More directly leveled at the overall LGS problem is discussed by Joel D. Aberbach and Bert A. Rockman in their book “In The Web of Politics”. In their book they attempt to sort out the responsiveness of federal employees supporting the Executive branch, public perception of government and the challenges career civil servants face contending with the federal government matrix. Toward that end they pose the question for federal government inefficiencies by asking, “are good people trapped in bad systems”? After reviewing two seminal reports of government employee morale, systems and efficiency, namely the Volcker Commission and the American National Performance Review, the authors conclude that it is not a people or a systems issue that causes LGS. The problems lie with the politicians. Politics and policy are more often at the core of the controversy, and administrative reform is not likely to cure that. The authors state that
“…the problems that reinvention proclaims it will solve through administrative means are mainly problems created by the political decisionmaking process.”

With all due respect to authors Hersman, Aberbach and Rockman, the solutions to LGS are not in understanding, reforming or reinventing the federal bureaucracy. The true solution lies in a reaffirmation of the limited constitutional powers granted to the Legislative and Executive branches, as enumerated in Article 1, Section 8 and Article II of the Constitution, respectively, which are grounded in Madison’s concepts of federalism.

But those concepts have been highjacked by a 20th century collusion of progressive socialist ideologies between the Legislative and Executive branches. An ideology which espouses that the federal bureaucracy is the solution to perfecting man. The progressive socialist ideological collusive efforts between these two branches of government is the sole reason for the proliferation of LGS.

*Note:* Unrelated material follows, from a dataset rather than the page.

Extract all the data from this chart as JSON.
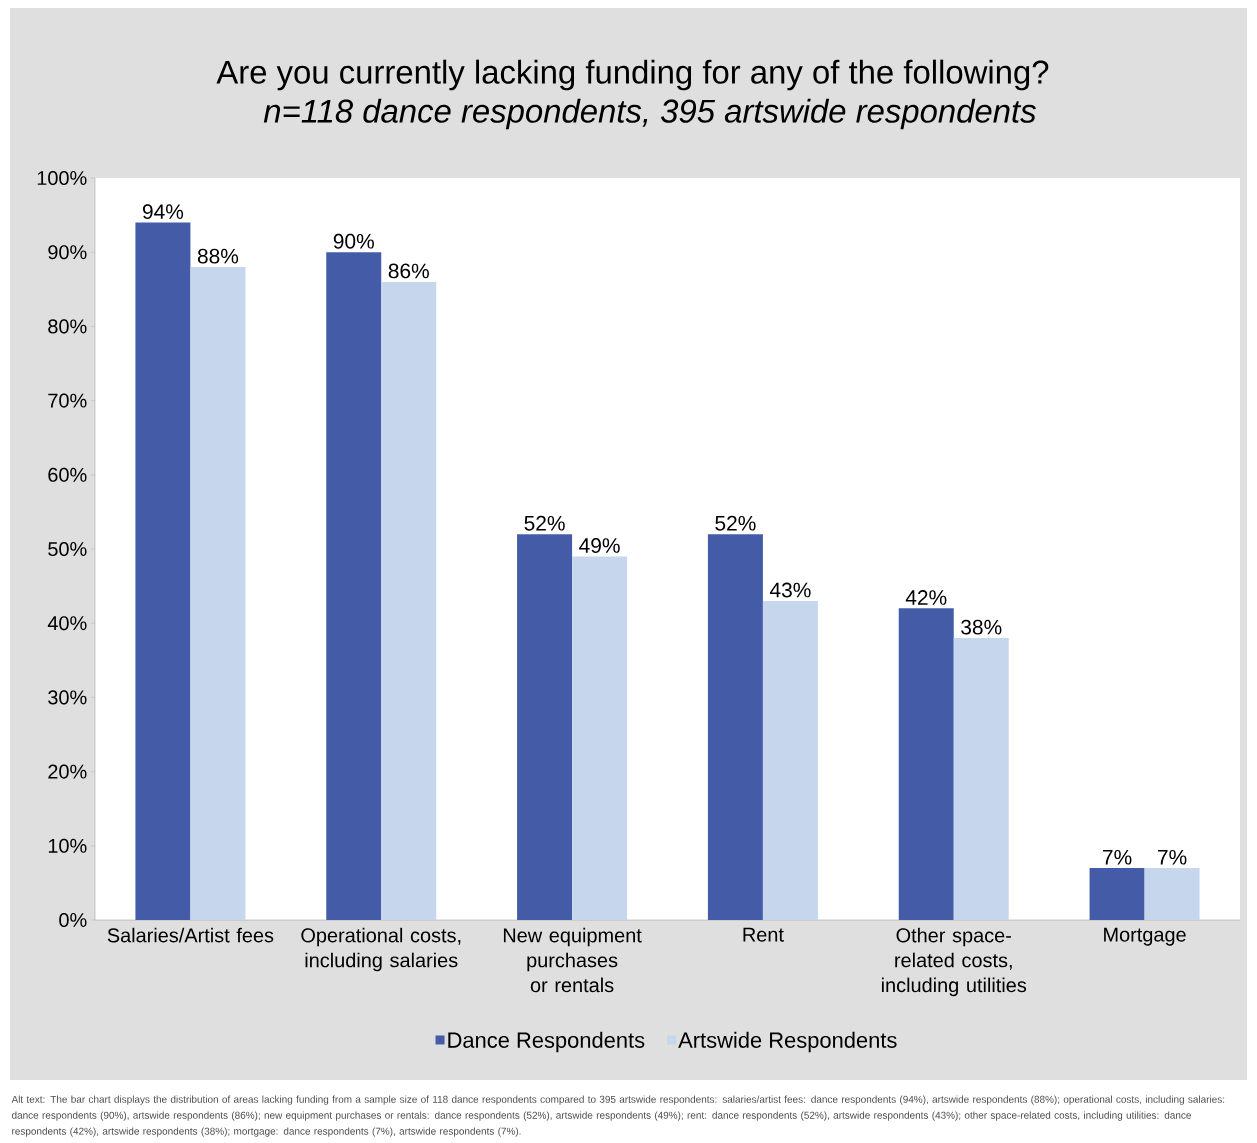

Therefore we have come full circle to Madison’s reflections in Federalist Paper No. 45. Through this solution therein lies a return to the Founder’s conception for American governance. One which incorporated a double check on powers, recognizing the horizontal separation of power between the three branches of government and the vertical separation of powers between the states and the federal government. A Founders concept simple to comprehend, but given the proclivity, momentum and collusive efforts toward political progressivism in the federal bureaucracy LGS will be a very complicated syndrome to resolve.